Todd Nelson//February 7, 2020
Amy Lawler was thrilled when the Minnesota Supreme Court unanimously ordered the state Department of Corrections to stop holding hundreds of inmates past their release dates solely because counties refused to supervise them.
What motivated the assistant state public defender’s three-year fight on behalf of client Antwone Ford, a Level III sex offender incarcerated two years beyond his release date?
“No state agency is above the law.” Lawler was angry that the DOC was not complying with the 2008 Marlowe v. Fabian decision, in which the Court of Appeals ordered the DOC to supervise people during their release terms. And her clients were desperate, as Lawler represented them at hundreds of emotional DOC administrative hearings, and fought to convey the scope of the problem to courts unfamiliar with the DOC’s processes.
“The fight’s not over, but it has had a huge impact,” Lawler said of the Ford decision, which has caused officials across the state to change release and supervision practices. “The number of people held past their release dates has dropped substantially and that’s a great thing.”

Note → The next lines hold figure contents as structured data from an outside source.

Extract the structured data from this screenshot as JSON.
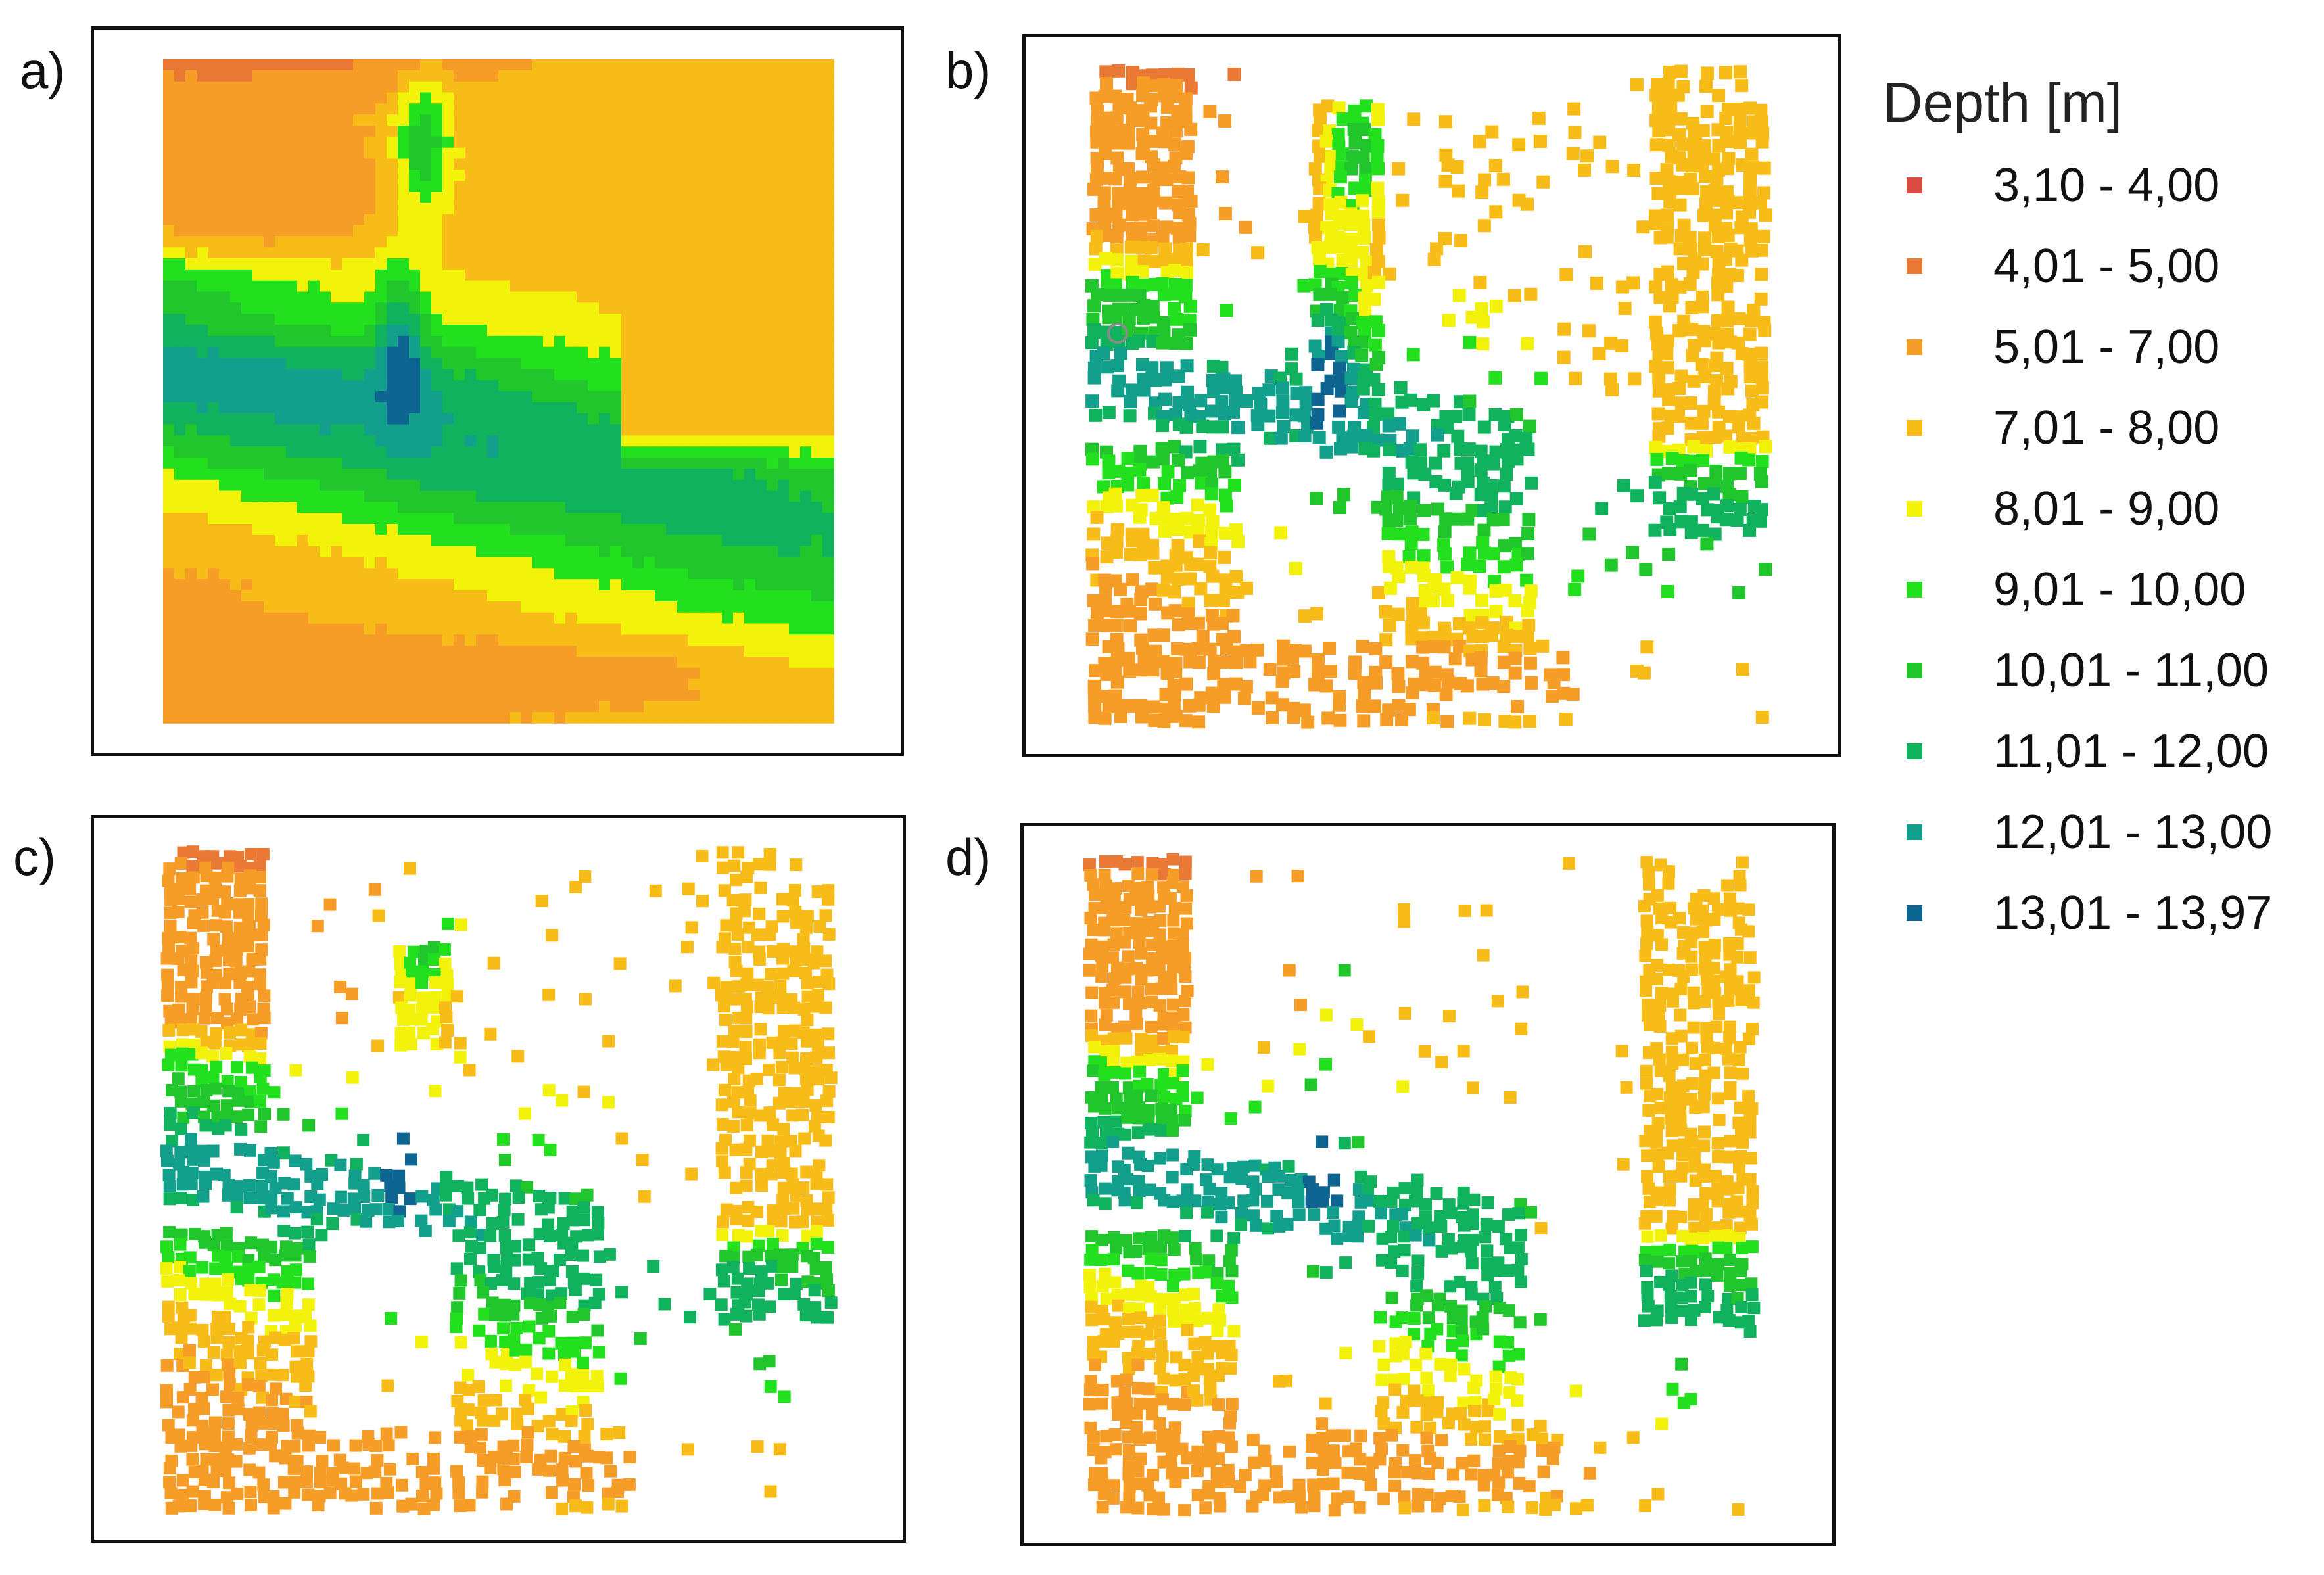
{
  "panels": [
    {
      "label": "a)",
      "kind": "continuous"
    },
    {
      "label": "b)",
      "kind": "samples",
      "variant": "b"
    },
    {
      "label": "c)",
      "kind": "samples",
      "variant": "c"
    },
    {
      "label": "d)",
      "kind": "samples",
      "variant": "d"
    }
  ],
  "legend": {
    "title": "Depth [m]",
    "classes": [
      {
        "label": "3,10 - 4,00",
        "color": "#D94B43"
      },
      {
        "label": "4,01 - 5,00",
        "color": "#EA7935"
      },
      {
        "label": "5,01 - 7,00",
        "color": "#F59D26"
      },
      {
        "label": "7,01 - 8,00",
        "color": "#F8BC18"
      },
      {
        "label": "8,01 - 9,00",
        "color": "#F2F20A"
      },
      {
        "label": "9,01 - 10,00",
        "color": "#23E01E"
      },
      {
        "label": "10,01 - 11,00",
        "color": "#21C62D"
      },
      {
        "label": "11,01 - 12,00",
        "color": "#11B25E"
      },
      {
        "label": "12,01 - 13,00",
        "color": "#12A08C"
      },
      {
        "label": "13,01 - 13,97",
        "color": "#0E6591"
      }
    ]
  },
  "chart_data": {
    "type": "heatmap",
    "description_panels": [
      "a)",
      "b)",
      "c)",
      "d)"
    ],
    "variable": "Depth [m]",
    "value_range": [
      3.1,
      13.97
    ],
    "class_breaks": [
      3.1,
      4.0,
      5.0,
      7.0,
      8.0,
      9.0,
      10.0,
      11.0,
      12.0,
      13.0,
      13.97
    ]
  }
}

Lawler credited numerous colleagues including Richard Schmitz, who handled Marlowe; Michael McLaughlin, Julie Loftus Nelson and Chang Lau for help on the litigation; her manager, Sharon Jacks; and Chief Appellate Defender Cathryn Middlebrook.
Lawler says her progressive upbringing inspired her career in public defense. Her father’s experience as a Vietnam veteran with low-level convictions also influenced Lawler’s decision to go to Harvard Law School after graduating from Minneapolis South High School and Wellesley College.